Geographical Distribution of March 2023 Data Breaches
Data breaches were reported by HIPAA-regulated entities in 25 U.S. states in March, with New York topping the list with 18 reported data breaches. The unusually high total was due to an attack on a business associate – Atlantic Dialysis Management Services – which reported the breach separately for each affected client and submitted 14 separate breach reports to OCR.
|Florida, Massachusetts, Ohio, Pennsylvania & Texas||3|
|Indiana, Kansas, Maryland, Michigan & Oregon||2|
|Alabama, Arizona, Colorado, Connecticut, Delaware, Georgia, Illinois, Kentucky, New Jersey, Oklahoma, Tennessee, Wisconsin & West Virginia||1|
HIPAA Enforcement Activity in March 2023
No HIPAA enforcement actions were announced by the HHS’ Office for Civil Rights in March, but there was one enforcement action by a state Attorney General. The New York Attorney General confirmed that a case had been settled with the law firm, Heidell, Pittoni, Murphy & Bach LLP. The law firm was investigated following a breach of the personal and protected health information of 61,438 New York residents to identify potential violations of HIPAA and New York laws. The law firm chose to settle the case with no admission of wrongdoing and paid a financial penalty of $200,000. The New York Attorney General alleged violations of 17 HIPAA provisions and implementation specifications, details of which can be found here.

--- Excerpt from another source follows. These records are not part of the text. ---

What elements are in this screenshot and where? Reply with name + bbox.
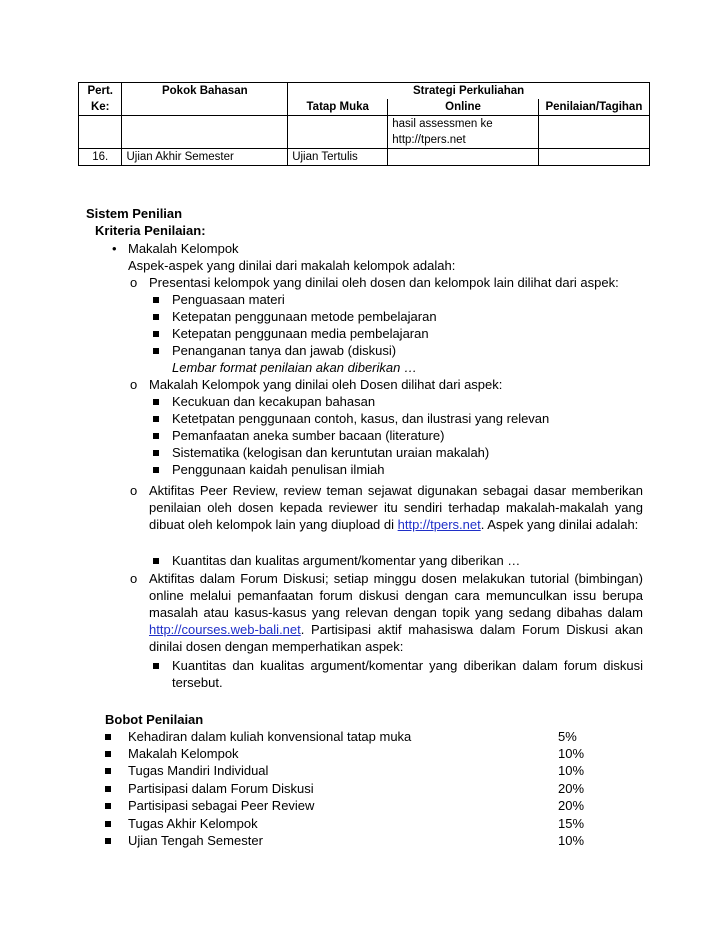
forum-text-after: . Partisipasi aktif mahasiswa dalam Forum Diskusi akan dinilai dosen dengan memperhatikan aspek: [149, 622, 643, 654]
square-bullet-icon [105, 821, 111, 827]
header-pokok-bahasan: Pokok Bahasan [122, 83, 288, 116]
makalah-kelompok-item: Makalah Kelompok [128, 241, 239, 256]
presentasi-item: Ketepatan penggunaan metode pembelajaran [172, 309, 437, 324]
square-bullet-icon [153, 331, 159, 337]
prev-online-line2: http://tpers.net [392, 134, 466, 146]
makalah-dosen-item: Pemanfaatan aneka sumber bacaan (literature) [172, 428, 445, 443]
bobot-row [105, 728, 625, 745]
header-pert-line2: Ke: [90, 101, 110, 113]
section-title-sistem: Sistem Penilian [86, 206, 183, 221]
makalah-dosen-item: Ketetpatan penggunaan contoh, kasus, dan ilustrasi yang relevan [172, 411, 550, 426]
header-pert-line1: Pert. [87, 85, 114, 97]
square-bullet-icon [153, 314, 159, 320]
header-online: Online [388, 99, 539, 116]
prev-online-line1: hasil assessmen ke [392, 118, 493, 130]
circle-bullet-icon: o [130, 275, 138, 290]
prev-cell-tatap [288, 116, 388, 149]
square-bullet-icon [153, 663, 159, 669]
circle-bullet-icon: o [130, 571, 138, 586]
bobot-label: Ujian Tengah Semester [128, 833, 263, 848]
square-bullet-icon [153, 399, 159, 405]
header-strategi: Strategi Perkuliahan [288, 83, 650, 100]
square-bullet-icon [105, 803, 111, 809]
square-bullet-icon [153, 348, 159, 354]
bobot-label: Makalah Kelompok [128, 746, 239, 761]
bobot-label: Tugas Akhir Kelompok [128, 816, 258, 831]
bobot-label: Partisipasi sebagai Peer Review [128, 798, 315, 813]
tpers-link[interactable]: http://tpers.net [397, 517, 481, 532]
prev-cell-penilaian [538, 116, 649, 149]
square-bullet-icon [153, 467, 159, 473]
courses-link[interactable]: http://courses.web-bali.net [149, 622, 301, 637]
bobot-percent: 10% [558, 833, 585, 848]
kriteria-heading: Kriteria Penilaian: [95, 223, 206, 238]
bobot-percent: 20% [558, 781, 585, 796]
peer-review-item: Kuantitas dan kualitas argument/komentar yang diberikan … [172, 553, 521, 568]
square-bullet-icon [105, 734, 111, 740]
aspek-intro: Aspek-aspek yang dinilai dari makalah kelompok adalah: [128, 258, 456, 273]
presentasi-title: Presentasi kelompok yang dinilai oleh dosen dan kelompok lain dilihat dari aspek: [149, 275, 619, 290]
bobot-label: Partisipasi dalam Forum Diskusi [128, 781, 314, 796]
presentasi-note: Lembar format penilaian akan diberikan … [172, 360, 417, 375]
course-table [78, 82, 650, 166]
forum-paragraph [149, 570, 643, 655]
circle-bullet-icon: o [130, 483, 138, 498]
forum-item: Kuantitas dan kualitas argument/komentar yang diberikan dalam forum diskusi tersebut. [172, 658, 643, 690]
prev-cell-num [79, 116, 122, 149]
peer-text-after: . Aspek yang dinilai adalah: [480, 517, 639, 532]
bobot-percent: 20% [558, 798, 585, 813]
peer-review-paragraph [149, 482, 643, 533]
row16-pokok: Ujian Akhir Semester [122, 149, 288, 166]
bullet-dot-icon: • [112, 241, 117, 256]
circle-bullet-icon: o [130, 377, 138, 392]
square-bullet-icon [105, 838, 111, 844]
bobot-row [105, 780, 625, 797]
square-bullet-icon [105, 751, 111, 757]
header-tatap-muka: Tatap Muka [288, 99, 388, 116]
prev-cell-online [388, 116, 539, 149]
row16-online [388, 149, 539, 166]
presentasi-item: Penanganan tanya dan jawab (diskusi) [172, 343, 397, 358]
makalah-dosen-item: Penggunaan kaidah penulisan ilmiah [172, 462, 385, 477]
bobot-row [105, 745, 625, 762]
header-pert [79, 83, 122, 116]
bobot-percent: 10% [558, 763, 585, 778]
bobot-percent: 10% [558, 746, 585, 761]
row16-tatap: Ujian Tertulis [288, 149, 388, 166]
bobot-heading: Bobot Penilaian [105, 712, 204, 727]
makalah-dosen-item: Sistematika (kelogisan dan keruntutan uraian makalah) [172, 445, 490, 460]
row16-penilaian [538, 149, 649, 166]
square-bullet-icon [153, 558, 159, 564]
row16-num: 16. [79, 149, 122, 166]
bobot-label: Tugas Mandiri Individual [128, 763, 269, 778]
square-bullet-icon [153, 297, 159, 303]
presentasi-item: Ketepatan penggunaan media pembelajaran [172, 326, 429, 341]
bobot-percent: 15% [558, 816, 585, 831]
bobot-label: Kehadiran dalam kuliah konvensional tatap muka [128, 729, 412, 744]
makalah-dosen-title: Makalah Kelompok yang dinilai oleh Dosen dilihat dari aspek: [149, 377, 503, 392]
presentasi-item: Penguasaan materi [172, 292, 285, 307]
bobot-row [105, 832, 625, 849]
square-bullet-icon [153, 433, 159, 439]
bobot-row [105, 762, 625, 779]
forum-text-before: Aktifitas dalam Forum Diskusi; setiap minggu dosen melakukan tutorial (bimbingan) online melalui pemanfaatan forum diskusi dengan cara memunculkan issu berupa masalah atau kasus-kasus yang relevan dengan topik yang sedang dibahas dalam [149, 571, 643, 620]
bobot-percent: 5% [558, 729, 577, 744]
makalah-dosen-item: Kecukuan dan kecakupan bahasan [172, 394, 376, 409]
peer-text-before: Aktifitas Peer Review, review teman sejawat digunakan sebagai dasar memberikan penilaian oleh dosen kepada reviewer itu sendiri terhadap makalah-makalah yang dibuat oleh kelompok lain yang diupload di [149, 483, 643, 532]
square-bullet-icon [105, 786, 111, 792]
square-bullet-icon [105, 768, 111, 774]
bobot-row [105, 815, 625, 832]
header-penilaian: Penilaian/Tagihan [538, 99, 649, 116]
bobot-row [105, 797, 625, 814]
square-bullet-icon [153, 416, 159, 422]
square-bullet-icon [153, 450, 159, 456]
prev-cell-pokok [122, 116, 288, 149]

While the Federal Trade Commission does not enforce HIPAA, the agency has started taking action over breaches of healthcare data by non-HIPAA-covered entities to resolve violations of the FTC Act and the FTC Health Breach Notification Rule. In February, the FTC announced that its first settlement had been reached for a health data breach notification failure and that was followed up with a second enforcement action in March. The FTC announced that the online counseling service provider, BetterHelp, had agreed to settle alleged FTC Act violations related to impermissible disclosures of health data to third parties when users of its services had been told their information was private and confidential. While there was no fine, under the terms of the settlement, $7.8 million will be paid to the consumers affected by the breach and they must be notified per the Health Breach Notification Rule.